Well for a start, you lose half your addressable memory.

unsigned numbers are only a problem if you don't understand how they 
work, but that goes for just about everything else as well.

Personally I hate the use of signed numbers as array indices; it's 
moronic and demonstrates the writers lack of understanding. It's very 
rare to actually want to index an array with a negative number.
Last time I did that was years ago when writing in assembler; and that
was an optimisation hack to squeeze maximum performance out of my code.

c.f.

Item getItem(int indx) {
   if(indx >= 0 && indx < _arr.length)
     return _arr[indx];
   throw new Error(...)
}

vs.

// cleaner no?
Item getItem(uint indx) {
   if(indx < _arr.length)
     return _arr[indx];
   throw new Error(...)
}

and backwards iteration:

for(int i = end - 1; i >= 0; --i)
   ...

vs

for(uint i = end - 1; i < length; --i)
   ...

Ok about the same, but I find the second more clear, the
i < length clearly indicates iteration over the whole array.

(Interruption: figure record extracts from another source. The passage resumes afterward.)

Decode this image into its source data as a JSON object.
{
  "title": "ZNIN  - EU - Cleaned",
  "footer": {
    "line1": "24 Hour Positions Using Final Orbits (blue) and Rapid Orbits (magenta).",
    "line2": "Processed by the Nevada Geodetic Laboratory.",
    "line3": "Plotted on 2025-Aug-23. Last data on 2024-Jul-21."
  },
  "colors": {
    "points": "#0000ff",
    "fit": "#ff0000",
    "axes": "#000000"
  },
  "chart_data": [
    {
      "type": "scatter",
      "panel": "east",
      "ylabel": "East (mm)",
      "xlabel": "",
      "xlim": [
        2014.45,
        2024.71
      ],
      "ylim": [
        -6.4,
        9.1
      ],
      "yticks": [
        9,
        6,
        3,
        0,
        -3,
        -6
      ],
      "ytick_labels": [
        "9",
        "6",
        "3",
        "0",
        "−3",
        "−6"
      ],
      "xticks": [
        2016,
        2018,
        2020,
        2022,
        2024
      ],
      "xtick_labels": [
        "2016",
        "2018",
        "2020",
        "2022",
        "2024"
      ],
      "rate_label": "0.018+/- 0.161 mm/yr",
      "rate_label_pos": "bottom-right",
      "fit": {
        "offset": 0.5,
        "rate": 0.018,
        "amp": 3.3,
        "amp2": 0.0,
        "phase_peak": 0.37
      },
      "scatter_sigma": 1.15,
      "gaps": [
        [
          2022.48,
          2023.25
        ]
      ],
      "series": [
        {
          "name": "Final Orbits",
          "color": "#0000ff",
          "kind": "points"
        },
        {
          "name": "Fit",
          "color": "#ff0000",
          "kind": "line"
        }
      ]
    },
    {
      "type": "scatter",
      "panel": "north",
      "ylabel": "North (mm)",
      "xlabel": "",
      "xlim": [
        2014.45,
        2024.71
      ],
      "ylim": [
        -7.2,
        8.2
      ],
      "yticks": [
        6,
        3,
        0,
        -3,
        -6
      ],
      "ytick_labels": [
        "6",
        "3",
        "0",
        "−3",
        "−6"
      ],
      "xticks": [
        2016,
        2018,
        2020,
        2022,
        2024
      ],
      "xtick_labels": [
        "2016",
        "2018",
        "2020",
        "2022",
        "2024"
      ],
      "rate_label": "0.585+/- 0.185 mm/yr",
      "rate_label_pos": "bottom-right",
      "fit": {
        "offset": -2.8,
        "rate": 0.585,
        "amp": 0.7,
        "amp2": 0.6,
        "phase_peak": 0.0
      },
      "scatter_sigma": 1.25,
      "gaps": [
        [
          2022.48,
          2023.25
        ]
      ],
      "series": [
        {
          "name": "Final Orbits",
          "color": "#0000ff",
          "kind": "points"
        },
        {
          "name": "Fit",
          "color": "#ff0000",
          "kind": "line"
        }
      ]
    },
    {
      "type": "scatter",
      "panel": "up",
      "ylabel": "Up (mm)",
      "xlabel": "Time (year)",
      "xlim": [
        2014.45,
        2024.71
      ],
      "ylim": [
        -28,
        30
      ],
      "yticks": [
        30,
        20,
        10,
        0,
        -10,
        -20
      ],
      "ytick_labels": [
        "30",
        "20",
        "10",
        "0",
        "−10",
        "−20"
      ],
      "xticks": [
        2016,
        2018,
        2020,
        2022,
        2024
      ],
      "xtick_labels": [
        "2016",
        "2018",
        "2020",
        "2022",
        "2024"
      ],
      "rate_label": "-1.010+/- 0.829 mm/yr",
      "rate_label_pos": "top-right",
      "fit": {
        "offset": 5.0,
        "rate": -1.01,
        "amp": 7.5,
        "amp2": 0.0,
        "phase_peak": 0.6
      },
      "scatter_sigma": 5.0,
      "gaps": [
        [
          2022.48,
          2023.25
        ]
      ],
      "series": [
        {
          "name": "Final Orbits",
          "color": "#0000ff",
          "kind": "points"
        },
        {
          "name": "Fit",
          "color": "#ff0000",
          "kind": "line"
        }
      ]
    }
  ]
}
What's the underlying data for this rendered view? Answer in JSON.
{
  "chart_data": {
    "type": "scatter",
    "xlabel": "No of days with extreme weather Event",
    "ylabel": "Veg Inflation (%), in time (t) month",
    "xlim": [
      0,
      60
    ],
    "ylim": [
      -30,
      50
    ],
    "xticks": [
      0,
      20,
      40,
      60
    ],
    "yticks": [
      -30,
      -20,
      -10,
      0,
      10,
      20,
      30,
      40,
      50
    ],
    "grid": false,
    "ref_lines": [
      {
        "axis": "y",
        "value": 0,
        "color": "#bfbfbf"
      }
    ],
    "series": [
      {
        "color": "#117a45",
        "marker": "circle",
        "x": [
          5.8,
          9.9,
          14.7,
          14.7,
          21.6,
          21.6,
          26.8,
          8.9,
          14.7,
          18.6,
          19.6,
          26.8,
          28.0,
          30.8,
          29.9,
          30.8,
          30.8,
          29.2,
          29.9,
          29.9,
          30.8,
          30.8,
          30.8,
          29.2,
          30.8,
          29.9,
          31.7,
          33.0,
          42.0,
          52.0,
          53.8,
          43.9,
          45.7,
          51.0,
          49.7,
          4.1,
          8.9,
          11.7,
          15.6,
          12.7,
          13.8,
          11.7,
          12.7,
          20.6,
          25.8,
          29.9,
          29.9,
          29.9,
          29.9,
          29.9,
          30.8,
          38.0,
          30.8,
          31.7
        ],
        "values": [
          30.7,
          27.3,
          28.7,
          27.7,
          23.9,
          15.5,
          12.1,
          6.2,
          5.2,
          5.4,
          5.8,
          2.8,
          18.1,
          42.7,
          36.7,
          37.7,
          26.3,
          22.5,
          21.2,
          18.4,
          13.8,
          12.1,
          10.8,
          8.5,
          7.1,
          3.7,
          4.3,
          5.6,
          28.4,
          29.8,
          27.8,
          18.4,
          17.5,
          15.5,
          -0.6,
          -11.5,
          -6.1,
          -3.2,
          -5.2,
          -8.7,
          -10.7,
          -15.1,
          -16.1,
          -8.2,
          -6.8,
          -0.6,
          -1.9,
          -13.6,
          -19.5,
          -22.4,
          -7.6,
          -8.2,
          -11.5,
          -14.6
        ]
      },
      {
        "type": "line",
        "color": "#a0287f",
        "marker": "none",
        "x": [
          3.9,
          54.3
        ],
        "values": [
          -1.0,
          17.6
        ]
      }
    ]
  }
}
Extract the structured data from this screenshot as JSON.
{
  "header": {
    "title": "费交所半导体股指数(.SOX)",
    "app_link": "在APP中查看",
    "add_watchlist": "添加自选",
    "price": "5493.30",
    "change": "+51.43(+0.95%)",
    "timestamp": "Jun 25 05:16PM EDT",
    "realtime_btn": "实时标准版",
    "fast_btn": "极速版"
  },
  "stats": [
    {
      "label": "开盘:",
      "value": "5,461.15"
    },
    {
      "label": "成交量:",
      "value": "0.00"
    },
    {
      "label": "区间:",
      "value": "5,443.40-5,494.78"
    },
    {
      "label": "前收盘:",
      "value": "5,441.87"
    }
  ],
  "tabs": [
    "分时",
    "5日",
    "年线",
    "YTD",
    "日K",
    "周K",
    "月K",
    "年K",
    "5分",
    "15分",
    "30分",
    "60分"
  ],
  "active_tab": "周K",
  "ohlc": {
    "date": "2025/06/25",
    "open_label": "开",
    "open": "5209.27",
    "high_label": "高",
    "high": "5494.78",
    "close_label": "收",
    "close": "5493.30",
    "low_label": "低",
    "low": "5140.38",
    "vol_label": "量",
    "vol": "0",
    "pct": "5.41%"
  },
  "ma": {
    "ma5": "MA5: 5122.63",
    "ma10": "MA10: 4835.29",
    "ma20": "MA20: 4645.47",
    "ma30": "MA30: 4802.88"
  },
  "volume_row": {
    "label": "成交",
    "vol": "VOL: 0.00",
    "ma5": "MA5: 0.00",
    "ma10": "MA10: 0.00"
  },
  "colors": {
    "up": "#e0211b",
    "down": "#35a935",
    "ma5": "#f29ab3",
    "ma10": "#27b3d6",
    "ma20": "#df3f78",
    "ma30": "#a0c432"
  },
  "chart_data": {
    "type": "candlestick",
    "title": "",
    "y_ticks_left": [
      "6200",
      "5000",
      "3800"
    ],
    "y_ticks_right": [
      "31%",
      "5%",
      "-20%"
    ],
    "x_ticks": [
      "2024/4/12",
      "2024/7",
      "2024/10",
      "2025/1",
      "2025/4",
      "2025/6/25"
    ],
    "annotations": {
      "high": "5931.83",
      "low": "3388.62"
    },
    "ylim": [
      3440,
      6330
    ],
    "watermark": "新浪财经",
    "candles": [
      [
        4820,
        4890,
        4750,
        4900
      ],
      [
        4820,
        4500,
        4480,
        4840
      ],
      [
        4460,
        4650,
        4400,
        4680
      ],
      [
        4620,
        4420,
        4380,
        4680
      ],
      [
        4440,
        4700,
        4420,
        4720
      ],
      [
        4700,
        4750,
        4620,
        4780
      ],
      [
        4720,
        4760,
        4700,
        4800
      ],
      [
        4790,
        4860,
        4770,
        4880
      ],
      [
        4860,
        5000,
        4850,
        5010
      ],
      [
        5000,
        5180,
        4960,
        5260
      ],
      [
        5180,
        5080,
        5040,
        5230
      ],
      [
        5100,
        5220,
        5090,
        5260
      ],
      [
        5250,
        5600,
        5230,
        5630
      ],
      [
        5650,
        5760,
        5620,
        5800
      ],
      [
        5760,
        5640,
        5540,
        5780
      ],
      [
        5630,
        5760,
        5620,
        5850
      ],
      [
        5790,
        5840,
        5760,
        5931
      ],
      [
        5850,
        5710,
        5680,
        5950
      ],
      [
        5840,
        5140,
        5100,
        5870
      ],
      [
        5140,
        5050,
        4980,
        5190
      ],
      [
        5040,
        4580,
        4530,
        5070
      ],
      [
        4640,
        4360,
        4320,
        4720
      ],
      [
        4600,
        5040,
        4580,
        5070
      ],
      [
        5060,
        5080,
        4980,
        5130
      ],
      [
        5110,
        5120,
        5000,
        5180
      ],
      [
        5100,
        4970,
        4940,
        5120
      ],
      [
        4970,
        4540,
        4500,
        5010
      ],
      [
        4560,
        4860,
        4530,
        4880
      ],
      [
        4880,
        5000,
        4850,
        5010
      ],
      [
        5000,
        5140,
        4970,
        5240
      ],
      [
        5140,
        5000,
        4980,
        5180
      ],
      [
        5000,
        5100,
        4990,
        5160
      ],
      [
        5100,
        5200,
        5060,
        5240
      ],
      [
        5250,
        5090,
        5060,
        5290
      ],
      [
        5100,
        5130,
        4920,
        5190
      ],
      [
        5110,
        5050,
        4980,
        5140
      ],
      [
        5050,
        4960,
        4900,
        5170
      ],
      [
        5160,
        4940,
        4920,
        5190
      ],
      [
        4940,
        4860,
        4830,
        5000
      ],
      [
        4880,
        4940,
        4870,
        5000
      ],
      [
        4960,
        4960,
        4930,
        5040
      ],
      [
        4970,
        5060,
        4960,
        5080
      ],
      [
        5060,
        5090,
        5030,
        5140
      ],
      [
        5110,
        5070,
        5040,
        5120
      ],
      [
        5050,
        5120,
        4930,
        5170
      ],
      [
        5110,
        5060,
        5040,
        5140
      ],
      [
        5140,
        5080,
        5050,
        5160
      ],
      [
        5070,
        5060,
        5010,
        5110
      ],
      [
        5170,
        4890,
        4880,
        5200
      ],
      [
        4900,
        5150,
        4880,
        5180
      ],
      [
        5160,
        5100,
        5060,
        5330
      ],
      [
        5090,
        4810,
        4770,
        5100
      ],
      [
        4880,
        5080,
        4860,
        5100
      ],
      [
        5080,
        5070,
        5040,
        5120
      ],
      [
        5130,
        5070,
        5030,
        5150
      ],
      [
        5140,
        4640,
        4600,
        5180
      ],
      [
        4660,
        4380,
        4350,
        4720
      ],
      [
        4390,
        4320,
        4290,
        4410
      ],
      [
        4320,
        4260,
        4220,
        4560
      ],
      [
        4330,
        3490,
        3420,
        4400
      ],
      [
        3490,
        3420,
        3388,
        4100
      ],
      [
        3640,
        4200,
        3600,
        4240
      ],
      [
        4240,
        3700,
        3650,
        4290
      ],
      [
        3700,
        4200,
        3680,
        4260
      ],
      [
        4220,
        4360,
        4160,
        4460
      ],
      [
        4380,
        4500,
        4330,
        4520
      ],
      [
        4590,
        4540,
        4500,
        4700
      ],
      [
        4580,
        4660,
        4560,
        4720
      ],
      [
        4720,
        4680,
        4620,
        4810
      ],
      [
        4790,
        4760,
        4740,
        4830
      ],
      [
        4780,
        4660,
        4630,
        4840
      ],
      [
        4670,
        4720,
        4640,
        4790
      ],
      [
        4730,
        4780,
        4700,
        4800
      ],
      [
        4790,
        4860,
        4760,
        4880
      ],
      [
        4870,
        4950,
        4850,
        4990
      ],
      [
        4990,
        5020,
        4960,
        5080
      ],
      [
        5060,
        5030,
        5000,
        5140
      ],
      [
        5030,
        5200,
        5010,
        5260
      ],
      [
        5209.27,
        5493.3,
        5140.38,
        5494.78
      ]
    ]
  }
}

And that second wrong bit of code on the blog is wrong
with signed numbers as well:

int len = strlen(some_c_str);
// say some_c_str is empty so len = 0
int i;
for (i = 0; i < len - 1; ++i) {
   // so len - 1 == -1
   // iterate until i wraps round and becomes -1
}

Using 'int's doesn't magically fix it. Wrong code is just wrong.

I do think that allowing un-casted assignments between signed/unsigned 
is a problem though; that's where most of the bugs creep up I've come 
across crop up. I think D should simply disallow implicit mixing of 
signd-ness.

Hasn't that been discussed before? (I'm not referring to the recent post 
in d.learn) It seems familiar.

-- 
My enormous talent is exceeded only by my outrageous laziness.
http://www.ssTk.co.uk